The failsafes that were supposed to prevent the ravages of hyperpartisanship and the undermining of the people’s will—Madison’s assertion that representatives with wisdom, patriotism, and love of justice will be the most likely to ascend in a large republic, or the Supreme Court suggesting the governed can just vote undesirable representatives out of office—usually don’t. Instead, the system itself is the object of intrigue, the parties attempting to refashion the electoral processes in a way that gives them more power rather than to be responsive to the people.
In contrast to this understanding of our political history as a series of deviations from a model republic—an understanding hardly convincing for the 90-plus percent of us who would not have been permitted to vote at the time the Constitution was first implemented—there is the other understanding I described earlier, which sees our political history as a never-ending struggle over eligibility and access. This alternative understanding makes it possible to look at our system of government with clear eyes to assess whether it has tilted too far toward democracy (toward becoming a tyranny of the majority) or too far away from it (toward becoming a tyranny of the minority or of minorities). Each direction carries risks.
Your mileage may vary, but when I look at Congress and many state legislatures, I think a strong case can be made that we have tilted too far away from it—that the republic is not heeding the will of the demos. Given how the parties have rigged and bogged down our current system of government, perhaps it’s time to think less in terms of a democratic republic than of creating a republican democracy. Instead of protecting a system that allows democratically elected representatives to run roughshod over the people, a republican democracy insists representatives are vessels of the people’s will, not distorters of it, and institutes fair and accessible democratic systems to this effect.
Crackpot ideas like the independent state legislature theory skew our system away from democracy. And attempts to argue for such ideas on the basis of the United States being “a republic, not a democracy” ultimately distort republicanism by invoking it not as a guard against too much democracy but as justification to shape the size, composition, and nature of the electorate in a way that favors some group of elites.

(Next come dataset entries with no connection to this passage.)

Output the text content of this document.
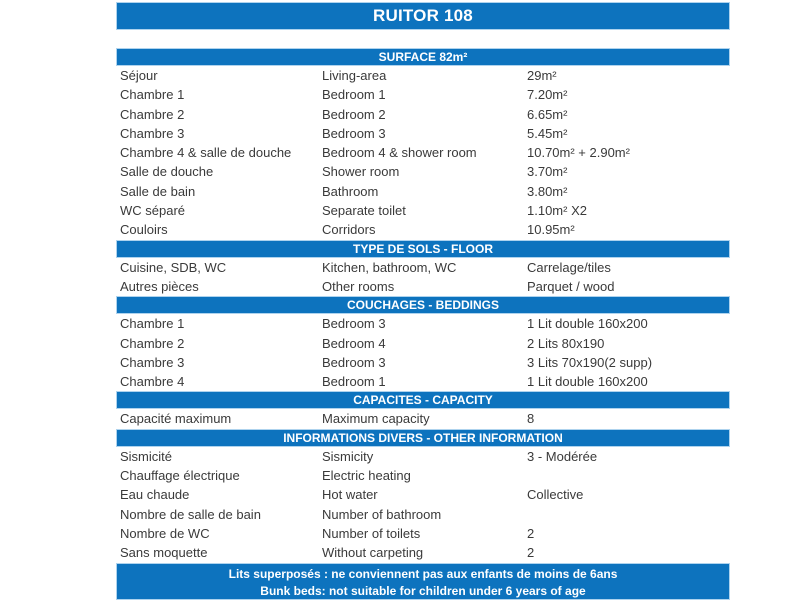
RUITOR 108
SURFACE 82m²
Séjour	Living-area	29m²
Chambre 1	Bedroom 1	7.20m²
Chambre 2	Bedroom 2	6.65m²
Chambre 3	Bedroom 3	5.45m²
Chambre 4 & salle de douche	Bedroom 4 & shower room	10.70m² + 2.90m²
Salle de douche	Shower room	3.70m²
Salle de bain	Bathroom	3.80m²
WC séparé	Separate toilet	1.10m² X2
Couloirs	Corridors	10.95m²
TYPE DE SOLS - FLOOR
Cuisine, SDB, WC	Kitchen, bathroom, WC	Carrelage/tiles
Autres pièces	Other rooms	Parquet / wood
COUCHAGES - BEDDINGS
Chambre 1	Bedroom 3	1 Lit double 160x200
Chambre 2	Bedroom 4	2 Lits 80x190
Chambre 3	Bedroom 3	3 Lits 70x190(2 supp)
Chambre 4	Bedroom 1	1 Lit double 160x200
CAPACITES - CAPACITY
Capacité maximum	Maximum capacity	8
INFORMATIONS DIVERS - OTHER INFORMATION
Sismicité	Sismicity	3 - Modérée
Chauffage électrique	Electric heating
Eau chaude	Hot water	Collective
Nombre de salle de bain	Number of bathroom
Nombre de WC	Number of toilets	2
Sans moquette	Without carpeting	2
Lits superposés : ne conviennent pas aux enfants de moins de 6ans
Bunk beds: not suitable for children under 6 years of age
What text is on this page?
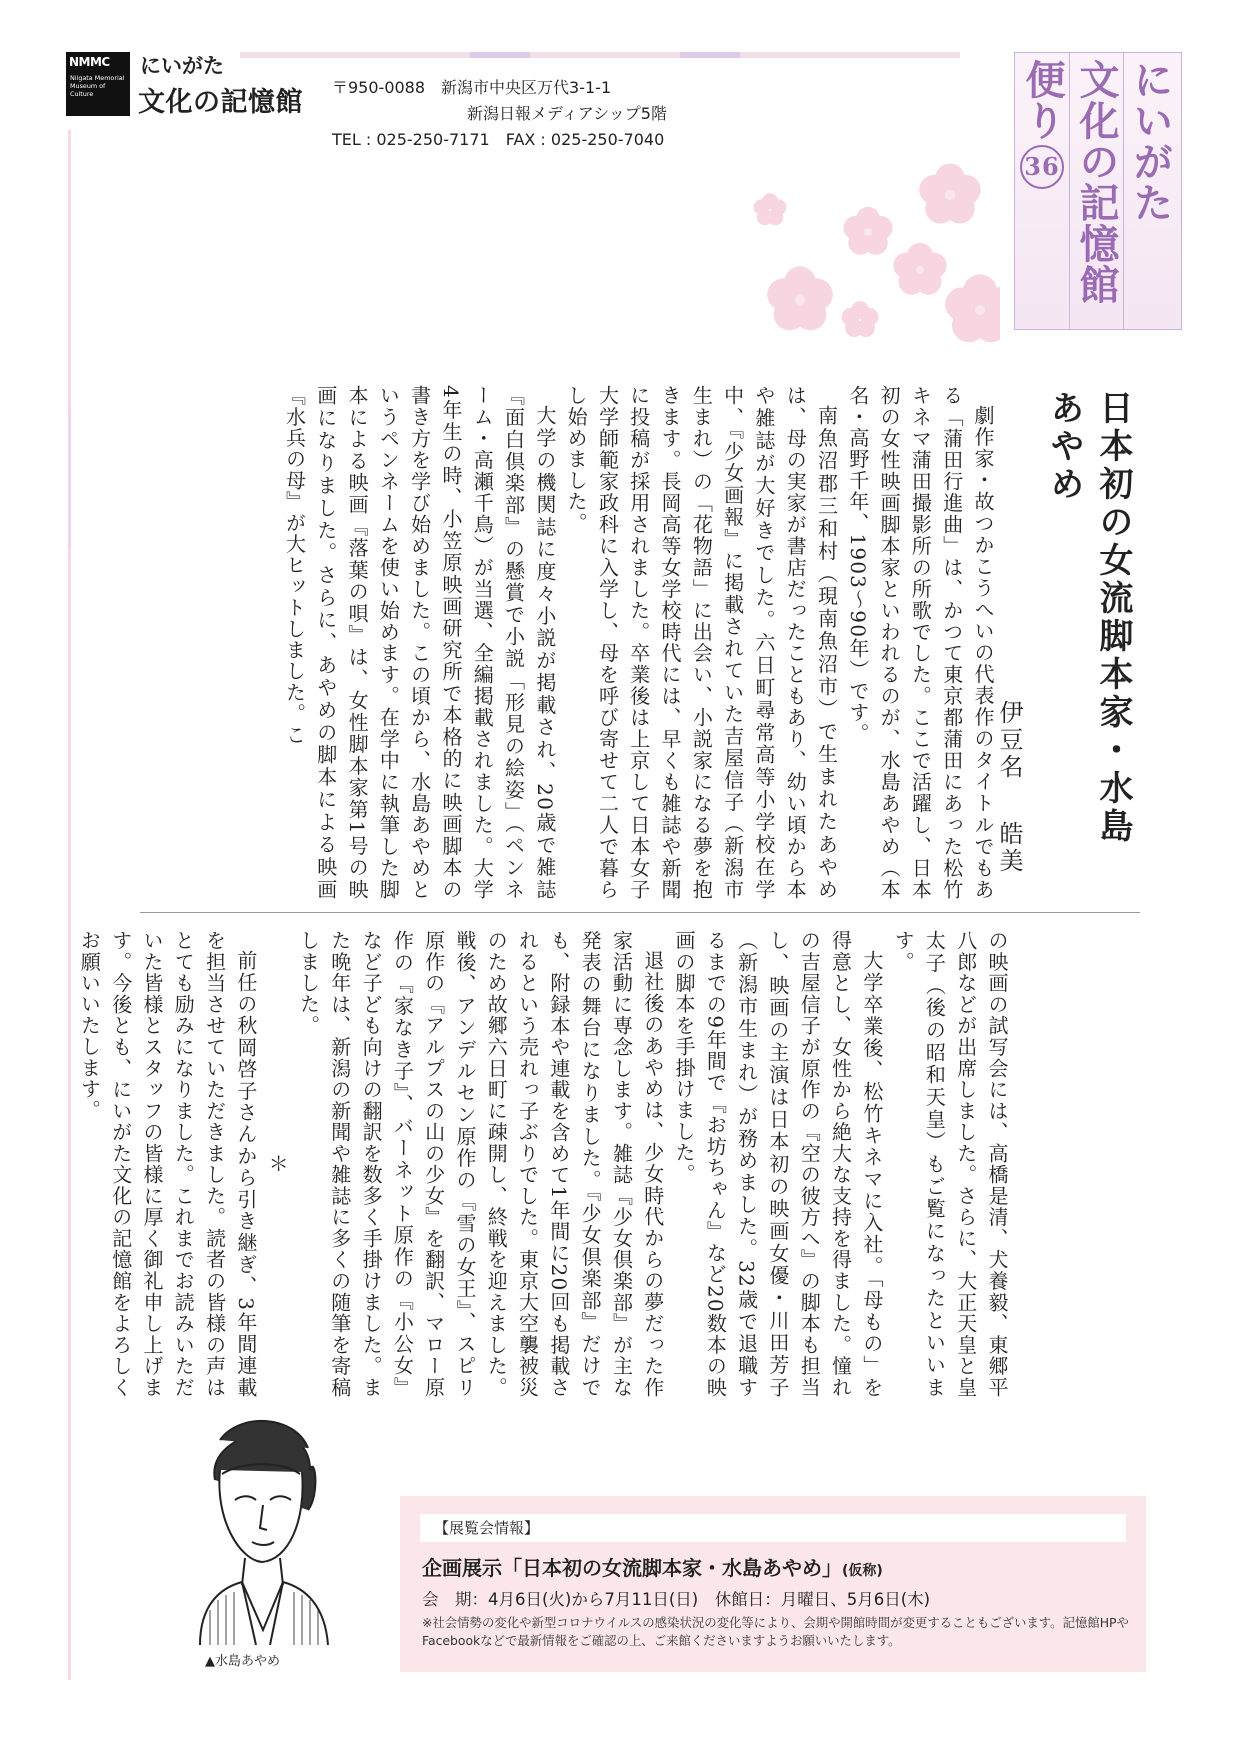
NMMC
Niigata Memorial Museum of Culture
にいがた
文化の記憶館	〒950-0088　新潟市中央区万代3-1-1
新潟日報メディアシップ5階
TEL : 025-250-7171　FAX : 025-250-7040	にいがた
文化の記憶館
便り36
日本初の女流脚本家・水島あやめ
伊豆名皓美

劇作家・故つかこうへいの代表作のタイトルでもある「蒲田行進曲」は、かつて東京都蒲田にあった松竹キネマ蒲田撮影所の所歌でした。ここで活躍し、日本初の女性映画脚本家といわれるのが、水島あやめ（本名・高野千年、1903〜90年）です。

南魚沼郡三和村（現南魚沼市）で生まれたあやめは、母の実家が書店だったこともあり、幼い頃から本や雑誌が大好きでした。六日町尋常高等小学校在学中、『少女画報』に掲載されていた吉屋信子（新潟市生まれ）の「花物語」に出会い、小説家になる夢を抱きます。長岡高等女学校時代には、早くも雑誌や新聞に投稿が採用されました。卒業後は上京して日本女子大学師範家政科に入学し、母を呼び寄せて二人で暮らし始めました。

大学の機関誌に度々小説が掲載され、20歳で雑誌『面白倶楽部』の懸賞で小説「形見の絵姿」（ペンネーム・高瀬千鳥）が当選、全編掲載されました。大学4年生の時、小笠原映画研究所で本格的に映画脚本の書き方を学び始めました。この頃から、水島あやめというペンネームを使い始めます。在学中に執筆した脚本による映画『落葉の唄』は、女性脚本家第1号の映画になりました。さらに、あやめの脚本による映画『水兵の母』が大ヒットしました。こ

の映画の試写会には、高橋是清、犬養毅、東郷平八郎などが出席しました。さらに、大正天皇と皇太子（後の昭和天皇）もご覧になったといいます。

大学卒業後、松竹キネマに入社。「母もの」を得意とし、女性から絶大な支持を得ました。憧れの吉屋信子が原作の『空の彼方へ』の脚本も担当し、映画の主演は日本初の映画女優・川田芳子（新潟市生まれ）が務めました。32歳で退職するまでの9年間で『お坊ちゃん』など20数本の映画の脚本を手掛けました。

退社後のあやめは、少女時代からの夢だった作家活動に専念します。雑誌『少女倶楽部』が主な発表の舞台になりました。『少女倶楽部』だけでも、附録本や連載を含めて1年間に20回も掲載されるという売れっ子ぶりでした。東京大空襲被災のため故郷六日町に疎開し、終戦を迎えました。戦後、アンデルセン原作の『雪の女王』、スピリ原作の『アルプスの山の少女』を翻訳、マロー原作の『家なき子』、バーネット原作の『小公女』など子ども向けの翻訳を数多く手掛けました。また晩年は、新潟の新聞や雑誌に多くの随筆を寄稿しました。

＊

前任の秋岡啓子さんから引き継ぎ、3年間連載を担当させていただきました。読者の皆様の声はとても励みになりました。これまでお読みいただいた皆様とスタッフの皆様に厚く御礼申し上げます。今後とも、にいがた文化の記憶館をよろしくお願いいたします。

▲水島あやめ
【展覧会情報】
企画展示「日本初の女流脚本家・水島あやめ」(仮称)
会　期：4月6日(火)から7月11日(日)　休館日：月曜日、5月6日(木)
※社会情勢の変化や新型コロナウイルスの感染状況の変化等により、会期や開館時間が変更することもございます。記憶館HPやFacebookなどで最新情報をご確認の上、ご来館くださいますようお願いいたします。
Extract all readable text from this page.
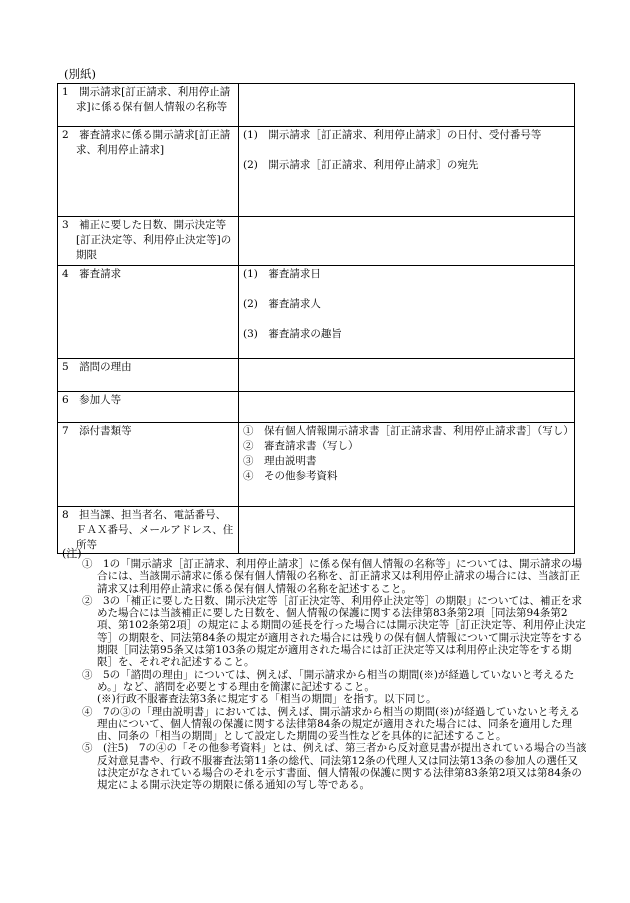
(別紙)
1　開示請求[訂正請求、利用停止請求]に係る保有個人情報の名称等	

2　審査請求に係る開示請求[訂正請求、利用停止請求]	(1)　開示請求［訂正請求、利用停止請求］の日付、受付番号等
(2)　開示請求［訂正請求、利用停止請求］の宛先

3　補正に要した日数、開示決定等[訂正決定等、利用停止決定等]の期限	

4　審査請求	(1)　審査請求日
(2)　審査請求人
(3)　審査請求の趣旨

5　諮問の理由	

6　参加人等	

7　添付書類等	①　保有個人情報開示請求書［訂正請求書、利用停止請求書］（写し）
②　審査請求書（写し）
③　理由説明書
④　その他参考資料

8　担当課、担当者名、電話番号、ＦＡＸ番号、メールアドレス、住所等	

(注)

①　1の「開示請求［訂正請求、利用停止請求］に係る保有個人情報の名称等」については、開示請求の場合には、当該開示請求に係る保有個人情報の名称を、訂正請求又は利用停止請求の場合には、当該訂正請求又は利用停止請求に係る保有個人情報の名称を記述すること。

②　3の「補正に要した日数、開示決定等［訂正決定等、利用停止決定等］の期限」については、補正を求めた場合には当該補正に要した日数を、個人情報の保護に関する法律第83条第2項［同法第94条第2項、第102条第2項］の規定による期間の延長を行った場合には開示決定等［訂正決定等、利用停止決定等］の期限を、同法第84条の規定が適用された場合には残りの保有個人情報について開示決定等をする期限［同法第95条又は第103条の規定が適用された場合には訂正決定等又は利用停止決定等をする期限］を、それぞれ記述すること。

③　5の「諮問の理由」については、例えば、「開示請求から相当の期間(※)が経過していないと考えるため。」など、諮問を必要とする理由を簡潔に記述すること。

(※)行政不服審査法第3条に規定する「相当の期間」を指す。以下同じ。

④　7の③の「理由説明書」においては、例えば、開示請求から相当の期間(※)が経過していないと考える理由について、個人情報の保護に関する法律第84条の規定が適用された場合には、同条を適用した理由、同条の「相当の期間」として設定した期間の妥当性などを具体的に記述すること。

⑤　(注5)　7の④の「その他参考資料」とは、例えば、第三者から反対意見書が提出されている場合の当該反対意見書や、行政不服審査法第11条の総代、同法第12条の代理人又は同法第13条の参加人の選任又は決定がなされている場合のそれを示す書面、個人情報の保護に関する法律第83条第2項又は第84条の規定による開示決定等の期限に係る通知の写し等である。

Instead of worrying quite so much about a potential tyranny of the majority, we should think in terms of a ‘wisdom of crowds’ that is improved and refined through democratic deliberation and participation. Aristotle recognized this, writing in the Politics, “The principle that the multitude ought to be supreme rather than the few best is one that is maintained, and, though not free from difficulty, yet seems to contain an element of truth.” After all, as recent scholarship has confirmed, “democracies’ strategic advantages lie in their large, diverse decision-making communities.”
But pulling off a republican democracy that puts the demos in the driver’s seat will require trust and investment in the people—not an easy undertaking given the foundation of our democratic culture. But failing to do so will ensure we get more of the type of representatives Madison warned us about in Federalist No. 10: “Men of factious tempers, of local prejudices, or of sinister designs, [who] may, by intrigue, by corruption, or by other means, first obtain the suffrages, and then betray the interests, of the people.”
We seem to be squarely in that place now. And the election deniers winning Republican primaries and state election offices with the intent of undermining our democracy out of self-interest may soon put the ridiculousness of the vox pops to shame.